The car must have enough velocity at the top to go in a circle of radius ${\displaystyle R}$. When the car is at the top of the loop, its acceleration points downward and has the magnitude ${\displaystyle v^{2} \over R}$.

There are two forces acting on the car: ${\displaystyle F_{G}}$ pointing downward and the normal force ${\displaystyle F_{N}}$ exerted by the track which also points downward as shown in the free body diagram below:

Writing the equation for the Newton's Second Law:

${\displaystyle -F_{G}-F_{N}=-m{v^{2} \over R}}$

${\displaystyle F_{G}+F_{N}=m{v^{2} \over R}}$

The magnitude of the gravitational force is given by the mass of the toy car. In the diagram above we have assumed that the car reaches to top of the loop.
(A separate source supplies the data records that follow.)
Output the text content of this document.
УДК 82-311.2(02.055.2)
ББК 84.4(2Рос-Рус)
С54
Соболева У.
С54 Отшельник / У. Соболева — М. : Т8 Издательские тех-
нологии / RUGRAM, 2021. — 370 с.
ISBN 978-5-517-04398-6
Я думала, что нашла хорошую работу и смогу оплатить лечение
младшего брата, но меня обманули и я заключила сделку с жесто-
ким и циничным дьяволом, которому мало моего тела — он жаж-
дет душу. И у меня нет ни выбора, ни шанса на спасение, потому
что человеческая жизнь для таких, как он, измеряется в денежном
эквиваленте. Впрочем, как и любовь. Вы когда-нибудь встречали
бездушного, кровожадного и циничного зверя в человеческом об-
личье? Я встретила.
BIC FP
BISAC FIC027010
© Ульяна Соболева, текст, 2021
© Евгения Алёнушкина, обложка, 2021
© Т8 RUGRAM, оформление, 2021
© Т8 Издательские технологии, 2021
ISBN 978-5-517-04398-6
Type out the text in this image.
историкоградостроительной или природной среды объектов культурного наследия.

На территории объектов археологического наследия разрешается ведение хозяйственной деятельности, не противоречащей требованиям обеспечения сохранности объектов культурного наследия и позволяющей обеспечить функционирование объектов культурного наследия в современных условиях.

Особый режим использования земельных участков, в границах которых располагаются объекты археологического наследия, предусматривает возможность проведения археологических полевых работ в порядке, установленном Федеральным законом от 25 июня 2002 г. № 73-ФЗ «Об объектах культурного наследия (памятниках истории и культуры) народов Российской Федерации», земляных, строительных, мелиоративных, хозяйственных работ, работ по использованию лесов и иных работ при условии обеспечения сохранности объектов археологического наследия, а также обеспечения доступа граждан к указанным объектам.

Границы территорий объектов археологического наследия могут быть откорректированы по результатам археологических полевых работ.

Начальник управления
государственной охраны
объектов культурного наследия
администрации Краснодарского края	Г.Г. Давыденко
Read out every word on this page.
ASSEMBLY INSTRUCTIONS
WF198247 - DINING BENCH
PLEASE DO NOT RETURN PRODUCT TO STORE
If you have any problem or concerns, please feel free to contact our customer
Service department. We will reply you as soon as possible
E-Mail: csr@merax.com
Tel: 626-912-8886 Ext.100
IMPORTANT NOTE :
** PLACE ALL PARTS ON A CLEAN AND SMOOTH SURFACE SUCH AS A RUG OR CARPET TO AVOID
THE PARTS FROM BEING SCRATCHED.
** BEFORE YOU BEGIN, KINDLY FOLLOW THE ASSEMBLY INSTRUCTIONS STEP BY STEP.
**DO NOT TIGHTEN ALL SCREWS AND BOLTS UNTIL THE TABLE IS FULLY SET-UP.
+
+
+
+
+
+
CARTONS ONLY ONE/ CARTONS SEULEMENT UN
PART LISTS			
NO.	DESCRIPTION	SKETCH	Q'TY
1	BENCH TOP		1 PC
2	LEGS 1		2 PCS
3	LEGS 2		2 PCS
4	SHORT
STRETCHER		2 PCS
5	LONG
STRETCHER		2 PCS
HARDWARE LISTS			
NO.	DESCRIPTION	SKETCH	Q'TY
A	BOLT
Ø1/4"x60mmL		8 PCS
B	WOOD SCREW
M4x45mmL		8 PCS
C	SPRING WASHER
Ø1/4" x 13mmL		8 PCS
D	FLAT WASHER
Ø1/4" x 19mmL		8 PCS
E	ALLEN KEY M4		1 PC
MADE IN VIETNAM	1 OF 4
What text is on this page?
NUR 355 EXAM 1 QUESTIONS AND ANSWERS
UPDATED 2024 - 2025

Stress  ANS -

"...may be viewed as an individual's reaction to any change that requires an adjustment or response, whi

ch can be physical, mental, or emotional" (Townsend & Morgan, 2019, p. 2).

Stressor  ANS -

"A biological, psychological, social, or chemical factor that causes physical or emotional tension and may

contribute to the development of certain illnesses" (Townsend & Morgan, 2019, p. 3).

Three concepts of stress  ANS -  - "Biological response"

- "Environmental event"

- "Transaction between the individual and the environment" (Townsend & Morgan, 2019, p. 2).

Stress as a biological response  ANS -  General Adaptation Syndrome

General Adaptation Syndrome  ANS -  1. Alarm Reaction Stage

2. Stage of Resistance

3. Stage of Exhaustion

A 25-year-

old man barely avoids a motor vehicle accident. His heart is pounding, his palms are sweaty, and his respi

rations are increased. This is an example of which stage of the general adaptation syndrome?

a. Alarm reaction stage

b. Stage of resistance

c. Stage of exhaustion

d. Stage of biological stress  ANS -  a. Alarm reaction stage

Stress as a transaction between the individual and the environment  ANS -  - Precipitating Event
This may not be the case if the velocity is small enough so that

${\displaystyle F_{G}>m{v^{2} \over R}}$

In such a case, the gravitational force is large enough to turn the car off the track. Thus, we have assumed by drawing the diagram as we did that the car reaches the top and that

${\displaystyle F_{G}\leqslant m{v^{2} \over R}}$

We note that

• if ${\displaystyle F_{G}>m{v^{2} \over R}\Rightarrow F_{N}=0}$
• if ${\displaystyle F_{G}\leqslant m{v^{2} \over R}\Rightarrow F_{N}>0}$

Thus, the minimum speed the toy car needs to reach the top is given by

${\displaystyle mg=m{v^{2} \over R}}$

${\displaystyle gR=v^{2}}$

We can use the conservation of energy principle to determine the height of the car when it is released. We note that the work done by non-conservative forces is assumed to be zero (${\displaystyle W_{NC}=0}$). The car is released from the rest (${\displaystyle K_{i}=0}$) and it moves with the speed that we have computed above when it reaches the top of the track. Thus, the change in kinetic energy is

${\displaystyle \Delta K=K_{f}-K_{i}={\frac {1}{2}}mv^{2}-0={\frac {1}{2}}mgR}$

Note that we have substituted the expression for the velocity in the above equation. The gravitational potential energy changes because the car moves from the initial height ${\displaystyle h}$ to the height ${\displaystyle 2R}$ when the car is at the top of the loop. The change is

${\displaystyle \Delta U=U_{f}-U_{i}=mg(2R)-mgh}$

We can use the law of conservation of energy

${\displaystyle \Delta K+\Delta U=W_{NC}}$

We will substitute into this equation the previously computed values and solve

${\displaystyle {\frac {1}{2}}mgR+2mgR-mgh=0}$

${\displaystyle 2.5R-h=0}$

${\displaystyle 2.5R=h}$

The height ${\displaystyle h=2.5R}$ is the minimum height from which the car can be released and be expected to reach the top of the loop.